Pod koniec 1830 roku Cybulski przekroczył nielegalnie granicę prusko-rosyjską i wziął udział w powstaniu listopadowym. Jako żołnierz uczestniczył w licznych bojach, między innymi w bitwie pod Grochowem, Iganiami i Ostrołęką. Ranny w maju 1831 roku dostał się do niewoli rosyjskiej. Jako jeniec przebywał w Bobrujsku i w Wilnie. Nauczył się języka rosyjskiego.
Przetrzymywany był w więzieniu w Warszawie, skąd za wstawiennictwem przyjaciół w lecie roku 1833 mógł wrócić do stron rodzinnych.
Granicę ówczesnego Wielkiego Księstwa Poznańskiego przekroczył pod policyjnym konwojem.
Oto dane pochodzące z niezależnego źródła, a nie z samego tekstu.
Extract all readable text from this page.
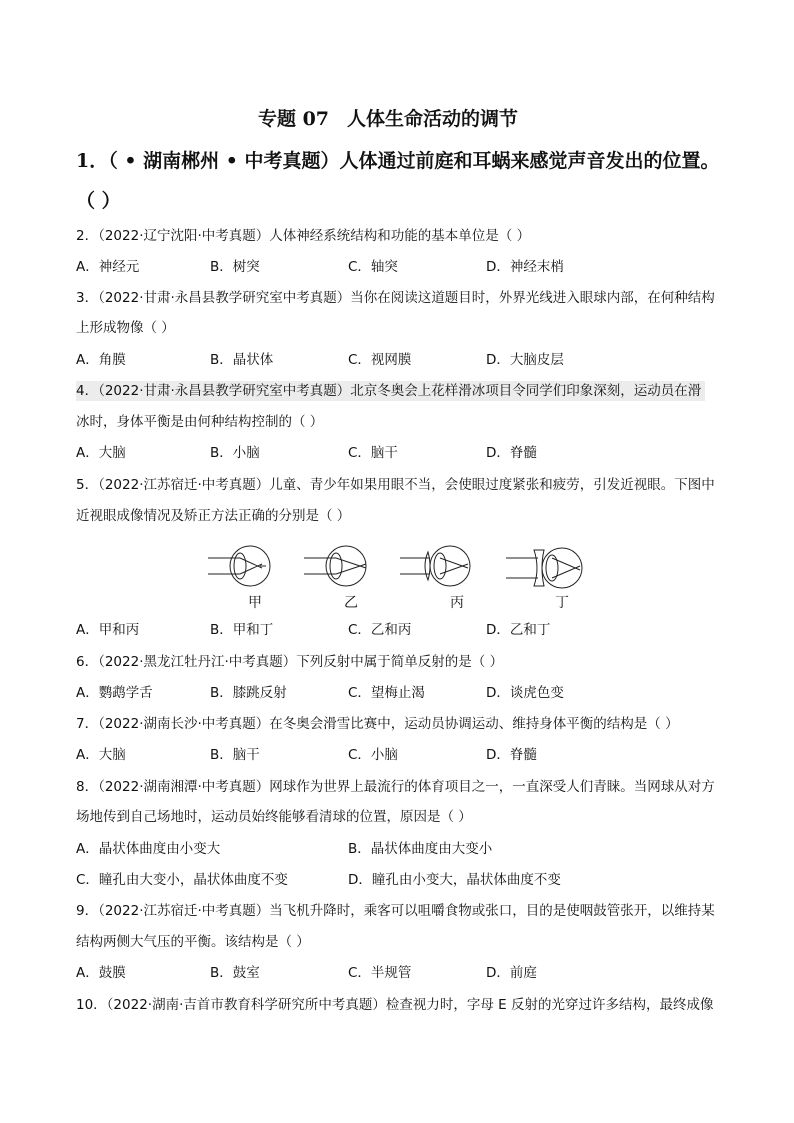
专题 07 人体生命活动的调节
1．（ • 湖南郴州 • 中考真题）人体通过前庭和耳蜗来感觉声音发出的位置。
（ ）
2．（2022·辽宁沈阳·中考真题）人体神经系统结构和功能的基本单位是（ ）
A．神经元	B．树突	C．轴突	D．神经末梢
3．（2022·甘肃·永昌县教学研究室中考真题）当你在阅读这道题目时，外界光线进入眼球内部，在何种结构
上形成物像（ ）
A．角膜	B．晶状体	C．视网膜	D．大脑皮层
4．（2022·甘肃·永昌县教学研究室中考真题）北京冬奥会上花样滑冰项目令同学们印象深刻，运动员在滑
冰时，身体平衡是由何种结构控制的（ ）
A．大脑	B．小脑	C．脑干	D．脊髓
5．（2022·江苏宿迁·中考真题）儿童、青少年如果用眼不当，会使眼过度紧张和疲劳，引发近视眼。下图中
近视眼成像情况及矫正方法正确的分别是（ ）
甲	乙	丙	丁
A．甲和丙	B．甲和丁	C．乙和丙	D．乙和丁
6．（2022·黑龙江牡丹江·中考真题）下列反射中属于简单反射的是（ ）
A．鹦鹉学舌	B．膝跳反射	C．望梅止渴	D．谈虎色变
7．（2022·湖南长沙·中考真题）在冬奥会滑雪比赛中，运动员协调运动、维持身体平衡的结构是（ ）
A．大脑	B．脑干	C．小脑	D．脊髓
8．（2022·湖南湘潭·中考真题）网球作为世界上最流行的体育项目之一，一直深受人们青睐。当网球从对方
场地传到自己场地时，运动员始终能够看清球的位置，原因是（ ）
A．晶状体曲度由小变大	B．晶状体曲度由大变小
C．瞳孔由大变小，晶状体曲度不变	D．瞳孔由小变大，晶状体曲度不变
9．（2022·江苏宿迁·中考真题）当飞机升降时，乘客可以咀嚼食物或张口，目的是使咽鼓管张开，以维持某
结构两侧大气压的平衡。该结构是（ ）
A．鼓膜	B．鼓室	C．半规管	D．前庭
10．（2022·湖南·吉首市教育科学研究所中考真题）检查视力时，字母 E 反射的光穿过许多结构，最终成像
Do Poznania przybył 29 czerwca 1833 roku i udał się do matki do Lwówka.
Po wielomiesięcznym oczekiwaniu na proces, dopiero w drugiej połowie 1834 roku Wojciech Cybulski skazany został przez sąd pruski za nielegalne przekroczenie granicy i udział w powstaniu listopadowym na pół roku więzienia. Otrzymał też karę konfiskaty mienia, która jednak nie była uciążliwą, ponieważ Cybulski był bardzo biedny i majątku nie posiadał.
Jesienią roku 1835 zaczął Cybulski odsiadywać karę więzienia w twierdzy w Świdnicy. Stąd napisał w grudniu 1835 roku list do ówczesnego naczelnego prezesa prowincji poznańskiej Eduarda Heinricha Flottwella (1786-1865) z prośbą o przedterminowe zwolnienie z więzienia i pozwolenie na ukończenie studiów. (W czerwcu 1835 roku na 9 miesięcy uwięzienia w twierdzy świdnickiej skazany został doktor Karol Marcinkowski, który karę swoją odbywał od 1 sierpnia do 17 grudnia roku 1837, więc nie spotkał w Świdnicy Cybulskiego).
Wreszcie po odbyciu połowy, to jest trzech miesięcy kary, mógł Cybulski opuścić Świdnicę i od początku roku 1836 kontynuować studia na uniwersytecie w Berlinie.
W 1838 roku uwieńczył je doktoratem i jesienią roku 1838 wyjechał do Pragi. Przebywał tu do maja 1839 roku zgłębiając język czeski. Podróżował potem do Wiednia, Bratysławy, Zagrzebia, Budapesztu. Kilkakrotnie jeszcze przebywał w krajach południowosłowiańskich prowadząc studia historyczne i językowe.
Zbyt daleko prowadziłoby przedstawianie dalszych losów życiowych Cybulskiego. Ograniczę się do wiadomości encyklopedycznych.
W latach 1841-1860 Cybulski jako docent wykładał historię literatur słowiańskich na uniwersytecie w Berlinie, a od 1860 roku – jako profesor zwyczajny – na uniwersytecie we Wrocławiu. Uczestniczył w wydarzeniach Wiosny Ludów, brał udział w zjeździe słowiańskim w Pradze, był posłem do sejmu pruskiego. Opublikował pierwszy zarys rozwoju polskiej poezji romantycznej, zwracał uwagę na wartości ideowe literatury polskiej. Był też autorem licznych prac z zakresu slawistyki.
Wojciech Cybulski zmarł nagle, prawdopodobnie na zawał serca, 16 lutego 1867 roku we Wrocławiu. Ma tam swoją ulicę.
Czy doczekamy się uczczenia pamięci Cybulskiego w Świdnicy, co postulował już przed wieloma laty prezes Towarzystwa Regionalnego Ziemi Świdnickiej Stanisław Kotełko?